What reguar expression can i use to retrieve values after "name": to get Due Dilligence, Financial, and Finance
i have tried
match = re.compile(r'"name"\:(.\w+)')
match.findall(string)
but it returns
['"Finance', '"Financial', '"Due', '"Financial', '"Strategy']
The Due Diligence
is split and i want both words as one.
Upvotes: 0
Views: 584
Reputation: 1542
I would use the non-hungry .*?
expression with a trailing quote:
import re
string = """$deletedFields":["standardizedSkillUrn","standardizedSkill"],"entityUrn":"urn:li:fs_skill:(ACoAAAIv9SQBMzclPm3CZzL1QceTH5W0VrsdxbE,3)","name":"Finance","$type":"voyager.identity.profile.Skill"},{"$deletedFields":["standardizedSkillUrn","standardizedSkill"],"entityUrn":"urn:li:fs_skill:(ACoAAAIv9SQBMzclPm3CZzL1QceTH5W0VrsdxbE,22)","name":"Financial ["standardizedSkillUrn","standardizedSkill"],"entityUrn":"urn:li:fs_skill:(ACoAAAIv9SQBMzclPm3CZzL1QceTH5W0VrsdxbE,34)","name":"Due Diligence","name":"Strategy"""
# With the leading double quote
match = re.compile(r'"name"\:(".*?)["\[]')
a = match.findall(string)
print a
# Stripping out the leading double quote
match = re.compile(r'"name"\:"(.*?)["\[]')
b = match.findall(string)
print b
And the final output is:
['"Finance', '"Financial ', '"Due Diligence']

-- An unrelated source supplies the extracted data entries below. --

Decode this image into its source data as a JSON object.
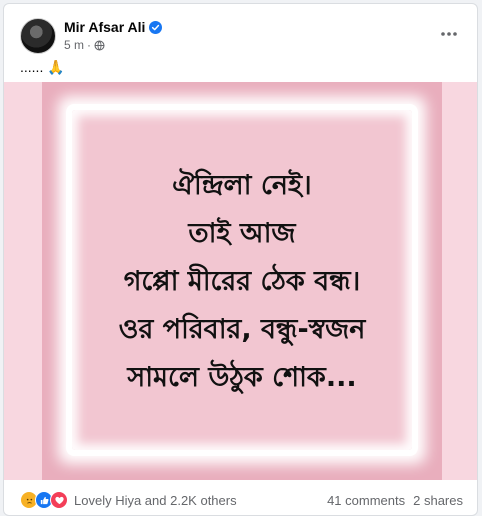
{
  "post": {
    "author": "Mir Afsar Ali",
    "time": "5 m",
    "separator": "·",
    "caption": "...... 🙏",
    "verified_color": "#1877f2"
  },
  "image": {
    "lines": [
      "ঐন্দ্রিলা নেই।",
      "তাই আজ",
      "গপ্পো মীরের ঠেক বন্ধ।",
      "ওর পরিবার, বন্ধু-স্বজন",
      "সামলে উঠুক শোক..."
    ],
    "outer_color": "#f8d7e0",
    "inner_color": "#e9aebd",
    "frame_color": "#f2c6d1"
  },
  "footer": {
    "reactions": [
      "sad-icon",
      "like-icon",
      "love-icon"
    ],
    "reactors_text": "Lovely Hiya and 2.2K others",
    "comments": "41 comments",
    "shares": "2 shares"
  }
}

['Finance', 'Financial ', 'Due Diligence']
Upvotes: 0
Reputation: 81
Your whitespace is not detected by regex because /w
only searches for non-special characters.
"name"\:(.\w+\s*\w*)
accounts for any possible spaces with an extra word (Will not work for three words, but will in your situation)
"name"\:(.\w+\s*\w*"?)
accounts for the quotations "
at the end of each one but doesn't get Financial.
Example
Edit: Fixed second regex for "Financial
Upvotes: 1